К отказу от политики, который проявлялся в таких своеобразных опьяняюще рационализированных выкладках, Гитлера ободрял, однако, и весьма успешный ход начальной фазы войны. Роль полководца, которую он еще во время польской кампании исполнял с некоторой сдержанностью, он скоро стал играть с растущим увлечением, некая инфантильность, с которой он стремился перевести в разряд постоянных хобби все занятия, как-то однажды захватившие его, чувствовалась и в этом безмерном увлечении работой у стола с картами в ставке фюрера. Она давала его нервам новые возбудители, вместе с тем ставила перед ним новые задачи, в профессии полководца он бесспорно видел высший экзамен не только для «силы мозга», своей жесткости и решимости, но и для своего театрального темперамента – режиссерскую задачу «самого гигантского масштаба» и смертельной серьезности, его замечание, что только художественно одаренные люди обладают полководческими способностями, подчеркивает этот момент. Одержанные в первое время с легкостью победы укрепляли его убежденность, что он добавит к славе демагога и политика и лавры полководца; война шла и шла, а эта слава не приходила, и он стал гнаться за ней – неистово, упрямо, поглощенный своими фантасмагориями – до момента гибели.

Воля Гитлера к войне была, однако, не только столь сильной и безусловной, что он ради нее смирился с превращением своей концепции в ее противоположность, кроме того, он вступил в схватку несмотря на то, что подготовка к ней во всех отношениях была неудовлетворительной. Подавленное настроение на улицах, неоднократно демонстративно изъявленное в прошлые месяцы нежелание людей ликовать свидетельствовали о неудовлетворительной психологической подготовке населения, в своем нетерпении Гитлер слишком мало сделал для ее улучшения. После речи в рейхстаге 28 апреля он почти не выступал перед массами, предположительно, он исходил из того, что драматизм событий и так оказывает достаточное воздействие в плане мобилизации и пробуждения энергии людей. Но чувство удовлетворения, которое доставляли людям возвращение Рейнской области, аншлюс Австрии и присоединение Судетской области, уже при оккупации Праги не проявилось, окончательно исчерпав себя: для потребности в престиже нации, которая так долго чувствовала себя униженной, ни Данциг, ни коридор не были вопросами подлинного значения. Хотя война против Польши была популярнее какой-либо другой кампании во второй мировой войне, но впечатляюще действующим мотивом она не обладала, ни раздутые сообщения о «зверствах поляков», которые убивают, пытают и насилуют немок и немцев, ни реальное число – примерно 7 тысяч жертв – не могли создать его. Уже спустя немного месяцев после начала войны участились выражения недовольства, служба безопасности (СД) отмечала как «глас народа», «что войну начали без достаточной подготовки», между Рождеством и Новым годом пришлось впервые публично использовать полицию для разгона групп недовольных людей [351].

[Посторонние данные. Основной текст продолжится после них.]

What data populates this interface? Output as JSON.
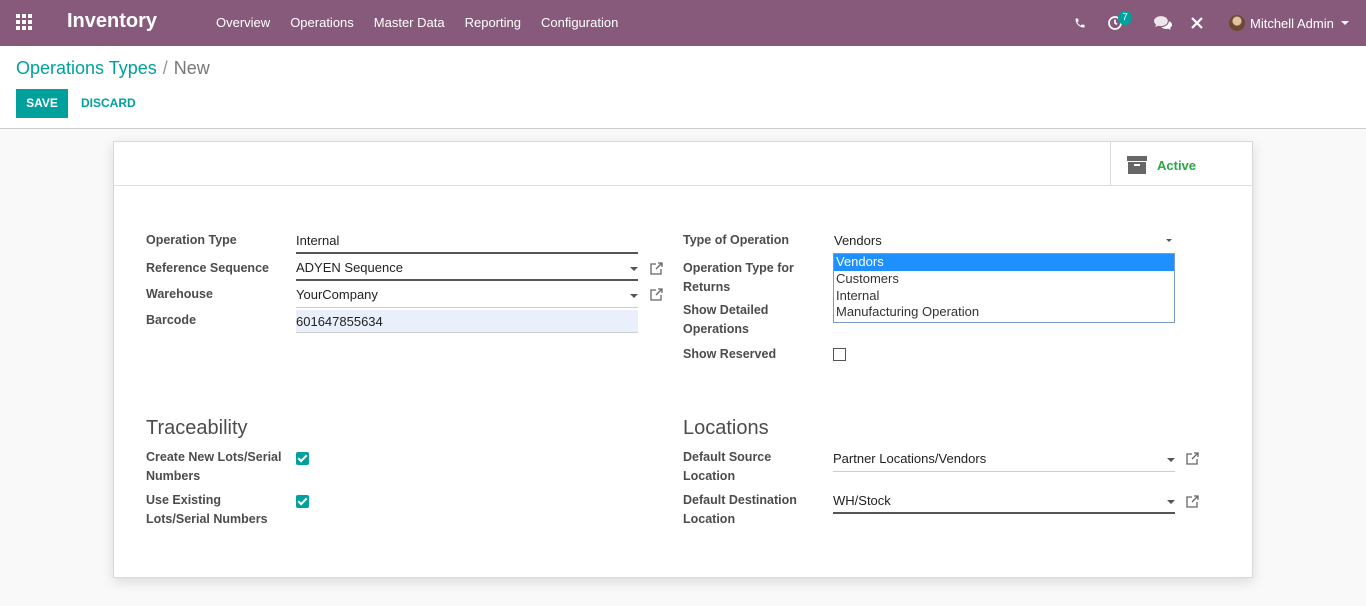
{
  "navbar": {
    "brand": "Inventory",
    "menu": [
      "Overview",
      "Operations",
      "Master Data",
      "Reporting",
      "Configuration"
    ],
    "notification_count": "7",
    "user": "Mitchell Admin"
  },
  "control_panel": {
    "breadcrumb_parent": "Operations Types",
    "breadcrumb_separator": "/",
    "breadcrumb_current": "New",
    "save_label": "SAVE",
    "discard_label": "DISCARD"
  },
  "sheet": {
    "active_label": "Active",
    "left": {
      "operation_type_label": "Operation Type",
      "operation_type_value": "Internal",
      "reference_sequence_label": "Reference Sequence",
      "reference_sequence_value": "ADYEN Sequence",
      "warehouse_label": "Warehouse",
      "warehouse_value": "YourCompany",
      "barcode_label": "Barcode",
      "barcode_value": "601647855634"
    },
    "right": {
      "type_of_operation_label": "Type of Operation",
      "type_of_operation_value": "Vendors",
      "type_of_operation_options": [
        "Vendors",
        "Customers",
        "Internal",
        "Manufacturing Operation"
      ],
      "return_type_label_1": "Operation Type for",
      "return_type_label_2": "Returns",
      "show_detailed_label_1": "Show Detailed",
      "show_detailed_label_2": "Operations",
      "show_reserved_label": "Show Reserved",
      "show_reserved_checked": false
    },
    "traceability": {
      "title": "Traceability",
      "create_lots_label_1": "Create New Lots/Serial",
      "create_lots_label_2": "Numbers",
      "create_lots_checked": true,
      "use_existing_label_1": "Use Existing",
      "use_existing_label_2": "Lots/Serial Numbers",
      "use_existing_checked": true
    },
    "locations": {
      "title": "Locations",
      "default_source_label_1": "Default Source",
      "default_source_label_2": "Location",
      "default_source_value": "Partner Locations/Vendors",
      "default_dest_label_1": "Default Destination",
      "default_dest_label_2": "Location",
      "default_dest_value": "WH/Stock"
    }
  },
  "colors": {
    "navbar": "#875a7b",
    "primary": "#00a09d",
    "active_green": "#28a745",
    "selected_option": "#1e90ff"
  },
  "icons": [
    "apps-grid-icon",
    "phone-icon",
    "activity-clock-icon",
    "chat-icon",
    "close-cross-icon",
    "caret-down-icon",
    "archive-box-icon",
    "external-link-icon"
  ]
}
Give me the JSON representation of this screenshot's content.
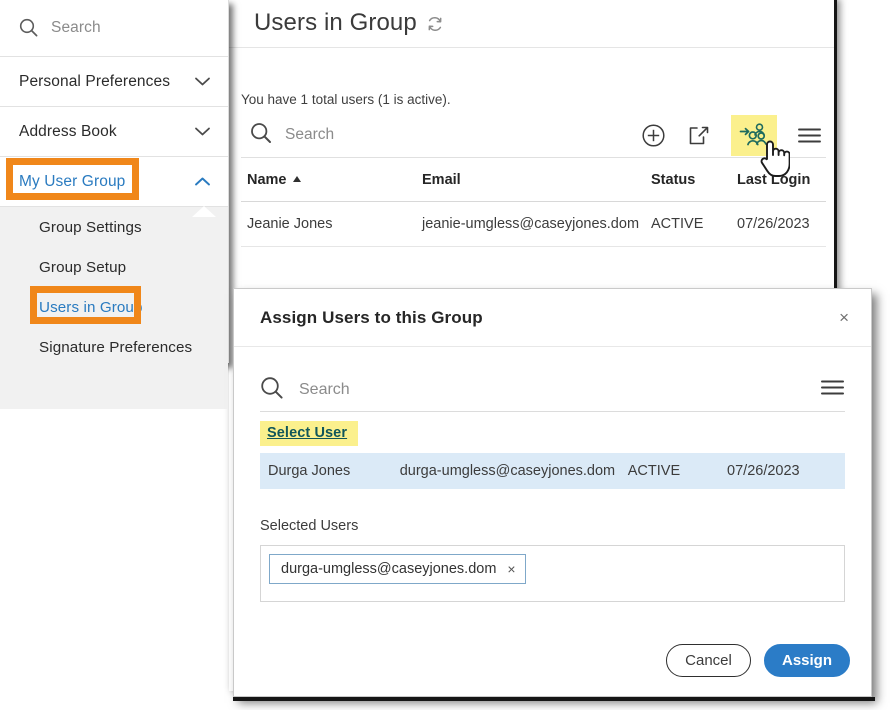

Решение Гитлера начать войну было, очевидно, вызвано и опасением, что готовность населения к войне может ослабнуть еще больше, вероятно, он считал необходимым начать схватку, пока еще имелась возможность воспользоваться динамикой прошлых лет, которая падала прямо на глазах. «Тот, кто избегает битв, – заявил он как-то раньше, – никогда не наберется сил, чтобы сражаться», в одной из своих последних речей он оправдывал момент начала войны («более удачного срока, чем 1939 год… вообще не могло быть»), отмечая, что его решение было продиктовано психологическими соображениями: «воодушевление и готовность к жертвам нельзя… разложить по банкам и законсервировать. Они возникают один раз – в ходе революции и потом постепенно затухают. Серые будни и приятные стороны жизни опять берут власть над людьми, превращая их в обывателей. То, чего мы добились благодаря огромной волне воодушевления, охватившей наш народ, нельзя было растратить просто так». Война была шансом вновь раскрутить этот маховик [352].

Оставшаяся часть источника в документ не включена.